Libya’s two warring leaders, Prime Minister Fayez al-Serraj and the eastern commander Khalifa Haftar have agreed to a conditional ceasefire.
The ceasefire, that was mediated by the French president, Emmanuel Macron, will hold until elections are held in the region next year.
Libya is an oil-rich country in North Africa whose geography is mostly desert land. It has the 10th-largest proven oil reserves in the world.
After being ruled for centuries by Carthaginian, Byzantine and Ottoman empires, Libya was colonized by Italy in 1911. When Italy was defeated during the World War II, the future of Libya was uncertain. Eventually it was decided that Libya would be a monarchy and the rule was handed to Sayyid Idris, Emir of Cyrenaica.
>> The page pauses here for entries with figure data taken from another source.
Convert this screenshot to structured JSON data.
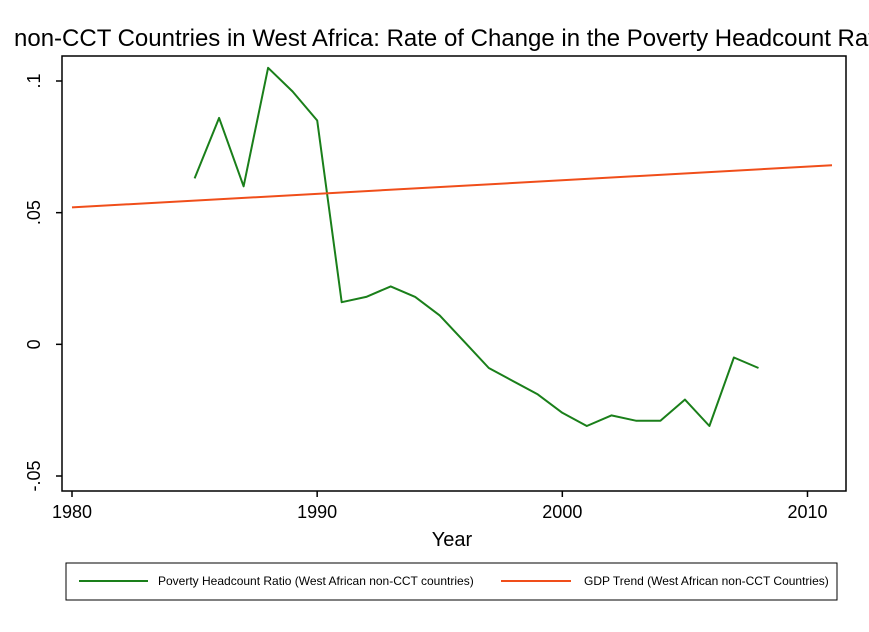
{
  "chart_data": {
    "type": "line",
    "title": "non-CCT Countries in West Africa: Rate of Change in the Poverty Headcount Ratio",
    "xlabel": "Year",
    "ylabel": "",
    "xlim": [
      1980,
      2011
    ],
    "ylim": [
      -0.05,
      0.1
    ],
    "x_ticks": [
      1980,
      1990,
      2000,
      2010
    ],
    "x_tick_labels": [
      "1980",
      "1990",
      "2000",
      "2010"
    ],
    "y_ticks": [
      -0.05,
      0,
      0.05,
      0.1
    ],
    "y_tick_labels": [
      "-.05",
      "0",
      ".05",
      ".1"
    ],
    "grid": false,
    "legend_position": "bottom",
    "series": [
      {
        "name": "Poverty Headcount Ratio (West African non-CCT countries)",
        "color": "#1a7f1a",
        "x": [
          1985,
          1986,
          1987,
          1988,
          1989,
          1990,
          1991,
          1992,
          1993,
          1994,
          1995,
          1996,
          1997,
          1998,
          1999,
          2000,
          2001,
          2002,
          2003,
          2004,
          2005,
          2006,
          2007,
          2008
        ],
        "y": [
          0.063,
          0.086,
          0.06,
          0.105,
          0.096,
          0.085,
          0.016,
          0.018,
          0.022,
          0.018,
          0.011,
          0.001,
          -0.009,
          -0.014,
          -0.019,
          -0.026,
          -0.031,
          -0.027,
          -0.029,
          -0.029,
          -0.021,
          -0.031,
          -0.005,
          -0.009
        ]
      },
      {
        "name": "GDP Trend (West African non-CCT Countries)",
        "color": "#f04e1a",
        "x": [
          1980,
          2011
        ],
        "y": [
          0.052,
          0.068
        ]
      }
    ]
  }
}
Oil reserves were discovered in 1959 and the nation went from a poor state to a wealthy economy in relatively short period of time. In 1969, a group of rebel military officers led by Colonel Muammar Gaddafi, overthrew the King in a coup. Gaddafi was in power till 2011, when a civil war broke out in the country. This was fought by those loyal to Gaddafi and those who opposed him. This ended with a defeat of Gaddafi’s forces as the armed rebellion had been assisted by Western military intervention. Gaddafi was captured in October 2011 and subsequently died under ambiguous circumstances.
The region has since been plunged into deep chaos. US President Barack Obama has called Libya his “worst mistake” and has regretted not planning for the aftermath of Gaddafi's ousting.
French President Macron met with the rival leaders of Libya separately to seek a resolution. Prime Minister Fayez al-Serraj is backed by the UN but it is General Haftar who has the military resources. Macron said that both men have shown “historic courage” in agreeing to the talks.
Macron has said that he is eager to help broker peace back to the nation. A joint statement at the end of the talks read, “We commit to a ceasefire and to refrain from any use of armed force for any purpose that does not strictly constitute counter-terrorism, in compliance with the Libyan political agreement and international treaties, and in order to protect Libya's territory and sovereignty and we strongly condemn all that threatens the stability of the territory.”
Our assessment is that this temporary ceasefire is too little to solve the many problems plaguing Libya. The politically fractured region is overrun by militia and is suffering through a human trafficking crisis. It is important for France and Europe to solve the crisis in Libya as it’s a hotbed currently for terror outfits. Much of the anger of the Libyans is against Europe for bombing Tripoli. Many Libyans feel they were living much better under Gaddafi than under the present regime.